A new research roadmap by the National Institute of Standards and Technology (NIST) has developed guidelines for eliminating flammable materials and providing a better strategy to reduce fire-resulted deaths and injuries.
These science-based approaches include using lightweight automobile composites and cross-laminated timbers that can be applied to dangerous fire hazards such as upholstered furniture.
“Our hope is that this roadmap will help the global fire community develop research strategies and implementation plans for addressing fire and materials problems, now and in the future,” said NIST materials research engineer Rick Davis, according to NIST News. “The roadmap identifies and describes the major challenges associated with these problems and then details potential solutions so that users such as designers and manufacturers can continue to create safer materials that still yield quality products with high consumer satisfaction and market profitability.”

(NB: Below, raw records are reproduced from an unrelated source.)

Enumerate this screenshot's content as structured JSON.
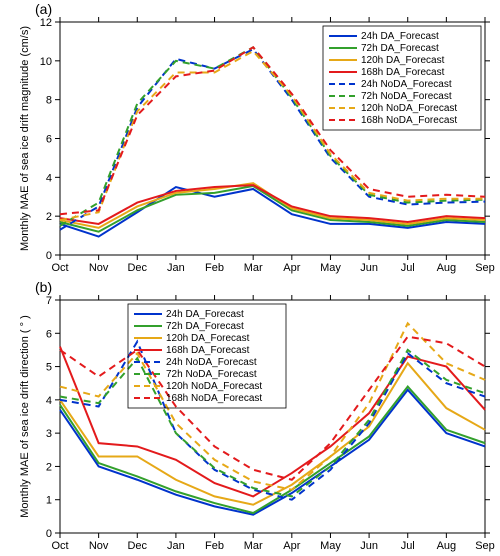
{
  "panel_a": {
    "label": "(a)",
    "type": "line",
    "x_categories": [
      "Oct",
      "Nov",
      "Dec",
      "Jan",
      "Feb",
      "Mar",
      "Apr",
      "May",
      "Jun",
      "Jul",
      "Aug",
      "Sep"
    ],
    "ylim": [
      0,
      12
    ],
    "ytick_step": 2,
    "y_title": "Monthly MAE of sea ice drift magnitude (cm/s)",
    "label_fontsize": 11,
    "panel_label_fontsize": 14,
    "legend_fontsize": 10,
    "tick_fontsize": 11,
    "background_color": "#ffffff",
    "axis_color": "#000000",
    "line_width": 2,
    "legend_position": "top-right",
    "series": [
      {
        "name": "24h DA_Forecast",
        "color": "#0033cc",
        "dash": "solid",
        "values": [
          1.6,
          0.95,
          2.2,
          3.5,
          3.0,
          3.4,
          2.1,
          1.6,
          1.6,
          1.4,
          1.7,
          1.6
        ]
      },
      {
        "name": "72h DA_Forecast",
        "color": "#33a02c",
        "dash": "solid",
        "values": [
          1.7,
          1.2,
          2.3,
          3.1,
          3.2,
          3.55,
          2.3,
          1.8,
          1.7,
          1.5,
          1.8,
          1.7
        ]
      },
      {
        "name": "120h DA_Forecast",
        "color": "#e6a817",
        "dash": "solid",
        "values": [
          1.8,
          1.4,
          2.5,
          3.2,
          3.4,
          3.7,
          2.4,
          1.9,
          1.8,
          1.6,
          1.9,
          1.8
        ]
      },
      {
        "name": "168h DA_Forecast",
        "color": "#e31a1c",
        "dash": "solid",
        "values": [
          1.9,
          1.6,
          2.7,
          3.3,
          3.5,
          3.6,
          2.5,
          2.0,
          1.9,
          1.7,
          2.0,
          1.9
        ]
      },
      {
        "name": "24h NoDA_Forecast",
        "color": "#0033cc",
        "dash": "dash",
        "values": [
          1.3,
          2.5,
          7.6,
          10.1,
          9.6,
          10.6,
          8.0,
          5.0,
          3.0,
          2.6,
          2.7,
          2.75
        ]
      },
      {
        "name": "72h NoDA_Forecast",
        "color": "#33a02c",
        "dash": "dash",
        "values": [
          1.5,
          2.7,
          7.8,
          10.0,
          9.6,
          10.7,
          8.1,
          5.1,
          3.1,
          2.7,
          2.8,
          2.85
        ]
      },
      {
        "name": "120h NoDA_Forecast",
        "color": "#e6a817",
        "dash": "dash",
        "values": [
          1.8,
          2.2,
          7.4,
          9.4,
          9.4,
          10.5,
          8.2,
          5.2,
          3.2,
          2.8,
          2.9,
          2.9
        ]
      },
      {
        "name": "168h NoDA_Forecast",
        "color": "#e31a1c",
        "dash": "dash",
        "values": [
          2.1,
          2.3,
          7.2,
          9.2,
          9.5,
          10.7,
          8.3,
          5.4,
          3.4,
          3.0,
          3.1,
          3.0
        ]
      }
    ]
  },
  "panel_b": {
    "label": "(b)",
    "type": "line",
    "x_categories": [
      "Oct",
      "Nov",
      "Dec",
      "Jan",
      "Feb",
      "Mar",
      "Apr",
      "May",
      "Jun",
      "Jul",
      "Aug",
      "Sep"
    ],
    "ylim": [
      0,
      7
    ],
    "ytick_step": 1,
    "y_title": "Monthly MAE of sea ice drift direction ( ° )",
    "label_fontsize": 11,
    "panel_label_fontsize": 14,
    "legend_fontsize": 10,
    "tick_fontsize": 11,
    "background_color": "#ffffff",
    "axis_color": "#000000",
    "line_width": 2,
    "legend_position": "top-center",
    "series": [
      {
        "name": "24h DA_Forecast",
        "color": "#0033cc",
        "dash": "solid",
        "values": [
          3.7,
          2.0,
          1.6,
          1.15,
          0.8,
          0.55,
          1.2,
          2.0,
          2.8,
          4.3,
          3.0,
          2.6
        ]
      },
      {
        "name": "72h DA_Forecast",
        "color": "#33a02c",
        "dash": "solid",
        "values": [
          3.85,
          2.1,
          1.7,
          1.25,
          0.9,
          0.6,
          1.3,
          2.1,
          2.9,
          4.4,
          3.1,
          2.7
        ]
      },
      {
        "name": "120h DA_Forecast",
        "color": "#e6a817",
        "dash": "solid",
        "values": [
          4.0,
          2.3,
          2.3,
          1.6,
          1.1,
          0.85,
          1.45,
          2.3,
          3.2,
          5.1,
          3.75,
          3.1
        ]
      },
      {
        "name": "168h DA_Forecast",
        "color": "#e31a1c",
        "dash": "solid",
        "values": [
          5.6,
          2.7,
          2.6,
          2.2,
          1.5,
          1.1,
          1.8,
          2.6,
          3.6,
          5.3,
          5.0,
          3.7
        ]
      },
      {
        "name": "24h NoDA_Forecast",
        "color": "#0033cc",
        "dash": "dash",
        "values": [
          4.0,
          3.8,
          5.75,
          3.0,
          1.9,
          1.3,
          1.0,
          1.9,
          3.3,
          5.4,
          4.5,
          4.1
        ]
      },
      {
        "name": "72h NoDA_Forecast",
        "color": "#33a02c",
        "dash": "dash",
        "values": [
          4.1,
          3.9,
          5.25,
          3.0,
          1.95,
          1.35,
          1.1,
          2.0,
          3.4,
          5.5,
          4.6,
          4.2
        ]
      },
      {
        "name": "120h NoDA_Forecast",
        "color": "#e6a817",
        "dash": "dash",
        "values": [
          4.4,
          4.1,
          5.4,
          3.3,
          2.2,
          1.55,
          1.3,
          2.3,
          3.9,
          6.3,
          5.1,
          4.6
        ]
      },
      {
        "name": "168h NoDA_Forecast",
        "color": "#e31a1c",
        "dash": "dash",
        "values": [
          5.5,
          4.7,
          5.5,
          3.8,
          2.6,
          1.9,
          1.6,
          2.7,
          4.3,
          5.9,
          5.7,
          5.0
        ]
      }
    ]
  }
}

When constructing this roadmap, researchers focused their discussion on four areas of fire hazard concerns:
- Innovative construction materials: using cross-laminated wood for tall buildings
- Advanced polymers and composites: such as polyester fabrics used in furniture and lightweight composites in automobile bodies
- Next-generation fire retardants: using fire retardants that can suppress combustion without being hazardous to one’s health
- Transportation and infrastructure vulnerabilities: such as train fire risks
They also discussed the emerging concern of using lithium-ion batteries and its flammability concerns. They agreed to focus on an approach that would negate multiple hazards, and had a wide range of material and applications. This included understanding how the use of a product affects fire resistance over time, engineering technologies that are compliant with flammability regulations, and developing physical testing methods and computer modeling systems that predict a material’s behavior to fire.

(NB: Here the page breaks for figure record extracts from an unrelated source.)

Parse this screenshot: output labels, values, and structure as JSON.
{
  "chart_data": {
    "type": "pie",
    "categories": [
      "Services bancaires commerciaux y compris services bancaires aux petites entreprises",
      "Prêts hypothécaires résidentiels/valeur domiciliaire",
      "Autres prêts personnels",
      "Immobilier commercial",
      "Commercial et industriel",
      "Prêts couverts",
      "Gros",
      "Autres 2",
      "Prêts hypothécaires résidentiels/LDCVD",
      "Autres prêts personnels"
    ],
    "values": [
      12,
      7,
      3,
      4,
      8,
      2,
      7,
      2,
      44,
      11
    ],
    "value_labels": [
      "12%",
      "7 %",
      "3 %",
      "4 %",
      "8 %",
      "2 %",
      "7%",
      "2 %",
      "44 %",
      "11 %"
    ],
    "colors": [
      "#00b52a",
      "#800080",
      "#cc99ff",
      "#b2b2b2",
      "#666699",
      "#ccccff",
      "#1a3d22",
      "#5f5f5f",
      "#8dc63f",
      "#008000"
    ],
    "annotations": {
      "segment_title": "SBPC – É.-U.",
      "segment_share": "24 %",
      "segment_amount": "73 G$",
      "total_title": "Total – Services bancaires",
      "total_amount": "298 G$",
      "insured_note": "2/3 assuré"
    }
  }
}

The experts defined the five most critical fire hazards to apply these approaches:
- Residential upholstered furniture
- Residential buildings in Wildland Urban Interface (WUI) communities
- Timber used in multistory buildings
- Passenger railway cars
- Insulation applied to the exterior of multistory buildings
“It’s our hope that the research resulting from the roadmap will lead to science-based quality control measures, testing procedures and performance standards for materials flammability, which in turn, should reduce the costs of making products, simplify regulatory compliance for manufacturers, and provide consumers with more fire-safe product choices,” Davis said.